08/12/2008 Gaza et le droit international

par Comité Québec-Israël

Les juristes Avi Bell et Justus Reid ont produit un document pour le Jerusalem Center for Public Affairs réfutant les allégations voulant que les mesures contre-terroristes israéliennes à Gaza violent le droit international et soutenant que ce sont plutôt les actions du Hamas et autres groupes armés palestiniens qui contreviennent au droit international.

A titre d’exemple, les auteurs soutiennent que les attaques ciblées sur les civils israéliens par les groupes armés palestiniens violent la règle de distinction entre cibles militaires et civiles enchâssée dans le droit international, alors qu’Israël ne cible que des objectifs militaires légitimes.

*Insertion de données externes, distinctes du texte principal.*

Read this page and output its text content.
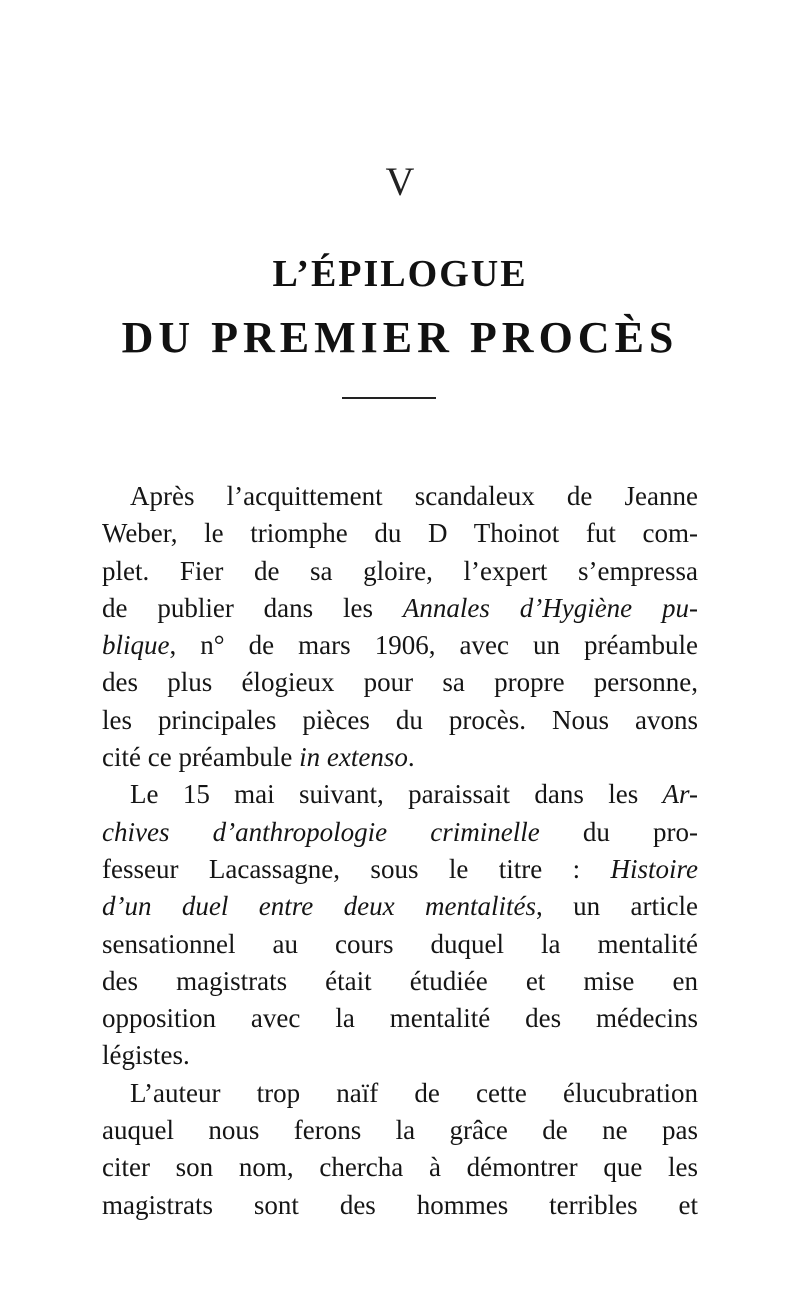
V
L’ÉPILOGUE
DU PREMIER PROCÈS
Après l’acquittement scandaleux de Jeanne
Weber, le triomphe du D Thoinot fut com-
plet. Fier de sa gloire, l’expert s’empressa
de publier dans les Annales d’Hygiène pu-
blique, n° de mars 1906, avec un préambule
des plus élogieux pour sa propre personne,
les principales pièces du procès. Nous avons
cité ce préambule in extenso.
Le 15 mai suivant, paraissait dans les Ar-
chives d’anthropologie criminelle du pro-
fesseur Lacassagne, sous le titre : Histoire
d’un duel entre deux mentalités, un article
sensationnel au cours duquel la mentalité
des magistrats était étudiée et mise en
opposition avec la mentalité des médecins
légistes.
L’auteur trop naïf de cette élucubration
auquel nous ferons la grâce de ne pas
citer son nom, chercha à démontrer que les
magistrats sont des hommes terribles et
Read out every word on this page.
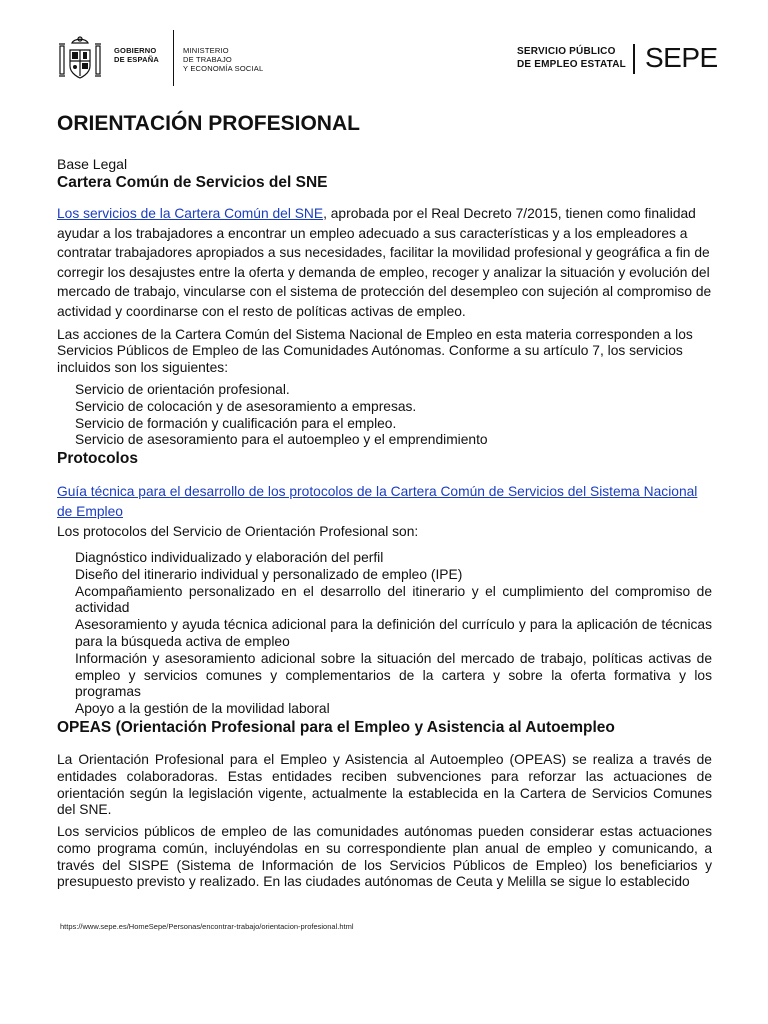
GOBIERNO
DE ESPAÑA
MINISTERIO
DE TRABAJO
Y ECONOMÍA SOCIAL
SERVICIO PÚBLICO
DE EMPLEO ESTATAL SEPE
ORIENTACIÓN PROFESIONAL

Base Legal

Cartera Común de Servicios del SNE

Los servicios de la Cartera Común del SNE, aprobada por el Real Decreto 7/2015, tienen como finalidad ayudar a los trabajadores a encontrar un empleo adecuado a sus características y a los empleadores a contratar trabajadores apropiados a sus necesidades, facilitar la movilidad profesional y geográfica a fin de corregir los desajustes entre la oferta y demanda de empleo, recoger y analizar la situación y evolución del mercado de trabajo, vincularse con el sistema de protección del desempleo con sujeción al compromiso de actividad y coordinarse con el resto de políticas activas de empleo.

Las acciones de la Cartera Común del Sistema Nacional de Empleo en esta materia corresponden a los Servicios Públicos de Empleo de las Comunidades Autónomas. Conforme a su artículo 7, los servicios incluidos son los siguientes:

Servicio de orientación profesional.
Servicio de colocación y de asesoramiento a empresas.
Servicio de formación y cualificación para el empleo.
Servicio de asesoramiento para el autoempleo y el emprendimiento
Protocolos

Guía técnica para el desarrollo de los protocolos de la Cartera Común de Servicios del Sistema Nacional de Empleo

Los protocolos del Servicio de Orientación Profesional son:

Diagnóstico individualizado y elaboración del perfil
Diseño del itinerario individual y personalizado de empleo (IPE)
Acompañamiento personalizado en el desarrollo del itinerario y el cumplimiento del compromiso de actividad
Asesoramiento y ayuda técnica adicional para la definición del currículo y para la aplicación de técnicas para la búsqueda activa de empleo
Información y asesoramiento adicional sobre la situación del mercado de trabajo, políticas activas de empleo y servicios comunes y complementarios de la cartera y sobre la oferta formativa y los programas
Apoyo a la gestión de la movilidad laboral
OPEAS (Orientación Profesional para el Empleo y Asistencia al Autoempleo

La Orientación Profesional para el Empleo y Asistencia al Autoempleo (OPEAS) se realiza a través de entidades colaboradoras. Estas entidades reciben subvenciones para reforzar las actuaciones de orientación según la legislación vigente, actualmente la establecida en la Cartera de Servicios Comunes del SNE.

Los servicios públicos de empleo de las comunidades autónomas pueden considerar estas actuaciones como programa común, incluyéndolas en su correspondiente plan anual de empleo y comunicando, a través del SISPE (Sistema de Información de los Servicios Públicos de Empleo) los beneficiarios y presupuesto previsto y realizado. En las ciudades autónomas de Ceuta y Melilla se sigue lo establecido

https://www.sepe.es/HomeSepe/Personas/encontrar-trabajo/orientacion-profesional.html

Autre exemple, Bell et Reid soutiennent que les sanctions économiques et le bouclage de la frontière avec Gaza sont légaux puisque le droit international permet de telles mesures non-belligérantes contre un territoire hostile, y compris la suspension de l’aide. De plus, les juristes soutiennent qu’à l’instar de l’Égypte, Israël peut fermer ses frontières avec Gaza en toute légalité, car rien dans le droit international n’oblige un État à ouvrir ses frontières à un voisin belligérant.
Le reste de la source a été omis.